In the heart of Silicon Valley, where tech wealth sits alongside deep poverty, a nonprofit called Destination: Home set out to prove something radical: homelessness can be prevented. The organization focused on the fundamental insight that most people experiencing homelessness don't need years of services—they need emergency rental assistance and case management to stay housed during crisis.

The results were powerful. Destination: Home helped families in Santa Clara County avoid the devastating cycle of homelessness. They provided rapid rental assistance, connected people with employment services, helped them access benefits, and provided ongoing support. The program worked. Families stayed in their homes. Children stayed in school. People remained engaged with their jobs and communities.

Now, the model is expanding nationwide. Destination: Home has partnered with ten organizations across the country to replicate the program in ten cities.
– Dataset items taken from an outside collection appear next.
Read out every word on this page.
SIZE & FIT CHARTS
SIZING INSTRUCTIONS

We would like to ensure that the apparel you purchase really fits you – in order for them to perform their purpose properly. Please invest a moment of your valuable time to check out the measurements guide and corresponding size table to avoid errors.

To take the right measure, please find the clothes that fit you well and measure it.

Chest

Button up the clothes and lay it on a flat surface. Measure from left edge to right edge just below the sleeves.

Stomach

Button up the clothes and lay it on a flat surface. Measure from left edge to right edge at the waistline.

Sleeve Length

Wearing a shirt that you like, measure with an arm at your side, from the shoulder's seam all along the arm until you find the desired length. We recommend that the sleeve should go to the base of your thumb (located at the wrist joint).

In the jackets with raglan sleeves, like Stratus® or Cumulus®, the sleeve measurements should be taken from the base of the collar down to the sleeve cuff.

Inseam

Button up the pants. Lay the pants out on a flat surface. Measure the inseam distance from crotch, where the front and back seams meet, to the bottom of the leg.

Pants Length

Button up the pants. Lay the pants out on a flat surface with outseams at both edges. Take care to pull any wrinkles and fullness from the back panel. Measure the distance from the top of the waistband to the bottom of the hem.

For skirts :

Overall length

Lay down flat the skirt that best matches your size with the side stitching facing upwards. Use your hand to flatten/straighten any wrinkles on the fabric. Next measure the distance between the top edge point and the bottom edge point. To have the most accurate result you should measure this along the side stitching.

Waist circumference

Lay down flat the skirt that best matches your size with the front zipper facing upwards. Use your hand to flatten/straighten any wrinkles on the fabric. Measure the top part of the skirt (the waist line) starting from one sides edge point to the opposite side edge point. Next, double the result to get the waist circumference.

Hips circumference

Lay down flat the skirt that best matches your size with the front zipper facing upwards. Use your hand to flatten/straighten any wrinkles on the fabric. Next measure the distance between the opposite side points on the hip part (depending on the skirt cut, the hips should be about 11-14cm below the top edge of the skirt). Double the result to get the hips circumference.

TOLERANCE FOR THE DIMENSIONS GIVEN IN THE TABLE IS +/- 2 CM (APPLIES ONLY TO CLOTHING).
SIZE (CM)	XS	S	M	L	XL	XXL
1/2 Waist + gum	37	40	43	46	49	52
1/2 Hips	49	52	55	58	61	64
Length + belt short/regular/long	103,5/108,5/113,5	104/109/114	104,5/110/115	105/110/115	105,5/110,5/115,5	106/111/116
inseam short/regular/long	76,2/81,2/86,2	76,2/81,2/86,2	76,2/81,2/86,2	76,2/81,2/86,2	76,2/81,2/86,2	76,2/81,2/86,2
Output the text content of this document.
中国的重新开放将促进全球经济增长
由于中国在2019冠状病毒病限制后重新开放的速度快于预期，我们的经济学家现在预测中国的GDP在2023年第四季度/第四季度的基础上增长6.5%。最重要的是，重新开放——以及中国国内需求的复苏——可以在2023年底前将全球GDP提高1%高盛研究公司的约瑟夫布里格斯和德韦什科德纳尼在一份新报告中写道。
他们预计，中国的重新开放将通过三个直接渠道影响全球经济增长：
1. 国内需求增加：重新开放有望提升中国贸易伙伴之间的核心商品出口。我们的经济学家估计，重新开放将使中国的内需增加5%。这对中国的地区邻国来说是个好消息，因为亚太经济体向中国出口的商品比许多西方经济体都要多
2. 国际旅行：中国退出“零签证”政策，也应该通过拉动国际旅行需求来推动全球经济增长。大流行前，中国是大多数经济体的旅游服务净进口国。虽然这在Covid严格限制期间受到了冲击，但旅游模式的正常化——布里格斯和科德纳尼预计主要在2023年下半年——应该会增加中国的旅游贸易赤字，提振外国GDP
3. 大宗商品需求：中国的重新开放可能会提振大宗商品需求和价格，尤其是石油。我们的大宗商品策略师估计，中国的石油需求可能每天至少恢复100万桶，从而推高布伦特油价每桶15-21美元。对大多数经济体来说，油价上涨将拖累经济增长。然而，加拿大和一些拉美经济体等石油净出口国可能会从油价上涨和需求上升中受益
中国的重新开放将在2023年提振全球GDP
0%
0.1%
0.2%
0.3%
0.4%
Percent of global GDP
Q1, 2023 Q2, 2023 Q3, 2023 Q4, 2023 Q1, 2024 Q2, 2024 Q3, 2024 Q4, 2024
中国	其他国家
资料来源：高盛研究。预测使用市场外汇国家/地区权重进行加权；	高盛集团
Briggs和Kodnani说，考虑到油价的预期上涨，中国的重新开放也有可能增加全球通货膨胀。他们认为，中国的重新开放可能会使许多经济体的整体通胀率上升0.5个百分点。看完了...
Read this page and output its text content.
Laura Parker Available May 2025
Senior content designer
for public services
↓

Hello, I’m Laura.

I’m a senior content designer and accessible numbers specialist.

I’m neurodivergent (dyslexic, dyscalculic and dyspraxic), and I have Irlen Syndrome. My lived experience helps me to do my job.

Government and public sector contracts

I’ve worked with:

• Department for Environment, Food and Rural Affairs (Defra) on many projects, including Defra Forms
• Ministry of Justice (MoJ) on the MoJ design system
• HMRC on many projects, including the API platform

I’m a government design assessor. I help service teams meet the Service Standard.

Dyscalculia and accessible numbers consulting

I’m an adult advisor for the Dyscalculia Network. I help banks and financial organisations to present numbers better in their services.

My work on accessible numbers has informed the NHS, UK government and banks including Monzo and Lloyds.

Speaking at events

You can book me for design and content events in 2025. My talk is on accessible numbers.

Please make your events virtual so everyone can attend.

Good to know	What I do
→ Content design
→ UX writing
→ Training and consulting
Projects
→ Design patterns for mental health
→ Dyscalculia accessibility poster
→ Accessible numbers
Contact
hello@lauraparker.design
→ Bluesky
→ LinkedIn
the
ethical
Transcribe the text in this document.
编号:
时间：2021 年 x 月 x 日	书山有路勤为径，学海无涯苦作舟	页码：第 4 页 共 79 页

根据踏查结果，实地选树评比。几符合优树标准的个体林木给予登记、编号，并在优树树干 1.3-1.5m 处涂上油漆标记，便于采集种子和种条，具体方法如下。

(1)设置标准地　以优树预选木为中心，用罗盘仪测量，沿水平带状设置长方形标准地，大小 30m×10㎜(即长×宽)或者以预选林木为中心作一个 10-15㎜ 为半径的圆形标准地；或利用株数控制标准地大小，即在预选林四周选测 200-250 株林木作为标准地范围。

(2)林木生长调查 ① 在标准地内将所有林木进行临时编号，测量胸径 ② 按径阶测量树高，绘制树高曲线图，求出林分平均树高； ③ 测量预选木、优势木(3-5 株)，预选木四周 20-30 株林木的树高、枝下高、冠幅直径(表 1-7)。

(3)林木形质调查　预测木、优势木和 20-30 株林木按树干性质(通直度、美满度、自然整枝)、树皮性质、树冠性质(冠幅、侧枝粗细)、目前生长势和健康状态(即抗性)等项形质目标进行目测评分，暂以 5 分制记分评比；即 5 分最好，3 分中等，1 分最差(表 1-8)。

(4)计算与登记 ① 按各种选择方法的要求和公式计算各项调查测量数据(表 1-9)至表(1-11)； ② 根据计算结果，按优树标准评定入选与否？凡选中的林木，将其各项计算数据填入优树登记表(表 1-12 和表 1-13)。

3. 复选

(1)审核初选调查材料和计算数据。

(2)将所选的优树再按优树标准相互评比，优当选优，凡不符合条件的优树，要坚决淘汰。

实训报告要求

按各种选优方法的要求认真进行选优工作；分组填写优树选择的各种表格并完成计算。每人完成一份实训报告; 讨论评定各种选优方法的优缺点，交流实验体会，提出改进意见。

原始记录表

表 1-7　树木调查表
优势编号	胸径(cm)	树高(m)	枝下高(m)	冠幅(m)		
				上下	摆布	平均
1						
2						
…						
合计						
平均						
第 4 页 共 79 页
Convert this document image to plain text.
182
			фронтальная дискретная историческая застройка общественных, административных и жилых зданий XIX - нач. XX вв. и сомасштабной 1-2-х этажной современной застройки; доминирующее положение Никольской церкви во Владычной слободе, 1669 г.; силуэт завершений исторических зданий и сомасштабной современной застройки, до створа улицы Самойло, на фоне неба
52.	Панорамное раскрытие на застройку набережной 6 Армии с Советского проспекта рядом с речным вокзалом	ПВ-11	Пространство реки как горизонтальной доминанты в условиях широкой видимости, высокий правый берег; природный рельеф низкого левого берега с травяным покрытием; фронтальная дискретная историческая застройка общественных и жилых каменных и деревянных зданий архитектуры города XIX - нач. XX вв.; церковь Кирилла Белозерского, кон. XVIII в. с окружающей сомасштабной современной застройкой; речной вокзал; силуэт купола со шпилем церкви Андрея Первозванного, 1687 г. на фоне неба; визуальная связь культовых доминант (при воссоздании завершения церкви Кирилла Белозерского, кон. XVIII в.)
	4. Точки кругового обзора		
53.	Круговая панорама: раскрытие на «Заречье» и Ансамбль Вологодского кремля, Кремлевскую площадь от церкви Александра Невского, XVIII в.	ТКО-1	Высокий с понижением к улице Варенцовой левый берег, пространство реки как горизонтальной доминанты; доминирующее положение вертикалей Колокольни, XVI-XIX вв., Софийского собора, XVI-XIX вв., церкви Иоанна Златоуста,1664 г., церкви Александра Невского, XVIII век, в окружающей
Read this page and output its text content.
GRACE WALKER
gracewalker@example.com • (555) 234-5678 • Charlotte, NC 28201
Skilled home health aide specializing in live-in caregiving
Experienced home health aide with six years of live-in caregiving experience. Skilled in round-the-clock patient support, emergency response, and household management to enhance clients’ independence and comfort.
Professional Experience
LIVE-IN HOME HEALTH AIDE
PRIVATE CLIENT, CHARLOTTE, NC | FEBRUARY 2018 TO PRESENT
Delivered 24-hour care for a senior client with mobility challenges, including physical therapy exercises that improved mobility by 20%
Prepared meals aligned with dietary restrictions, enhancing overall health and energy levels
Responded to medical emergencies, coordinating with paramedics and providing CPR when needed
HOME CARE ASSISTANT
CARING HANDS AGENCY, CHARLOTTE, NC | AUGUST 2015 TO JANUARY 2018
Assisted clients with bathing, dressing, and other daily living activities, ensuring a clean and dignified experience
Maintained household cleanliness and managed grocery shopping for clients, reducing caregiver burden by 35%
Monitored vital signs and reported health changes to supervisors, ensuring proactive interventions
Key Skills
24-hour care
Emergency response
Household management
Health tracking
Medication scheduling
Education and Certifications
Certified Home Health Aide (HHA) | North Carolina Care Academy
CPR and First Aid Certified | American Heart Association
Each partnership is locally adapted, respecting regional differences while maintaining the core principle: homelessness is preventable with the right rapid intervention and support.

Expanding to 10 Cities Nationwide

  • San Jose, California
  • Oakland, California
  • Los Angeles, California
  • Austin, Texas
  • Denver, Colorado
  • Phoenix, Arizona
  • Portland, Oregon
  • Seattle, Washington
  • Minneapolis, Minnesota
  • Nashville, Tennessee

The national expansion reflects a growing recognition: homelessness prevention is one of the most cost-effective social interventions available. Studies consistently show that emergency rental assistance costs far less than addressing homelessness after the fact—which includes emergency room visits, incarceration, child welfare involvement, and long-term housing programs. Prevent evictions early, and you save money while preserving human dignity and family stability.

What makes Destination: Home's expansion significant is that it proves this model works across different contexts. Santa Clara County is expensive, but so is Denver. Minneapolis has winters that test resolve, but so do other northern cities. The fundamental model—rapid intervention, rental assistance, case management, and community partnership—translates across America. And behind every statistic are real families: households that didn't experience eviction, children who didn't have to change schools, people who maintained their employment and began rebuilding their lives. Ten cities now. Ten thousand families. And the movement continues.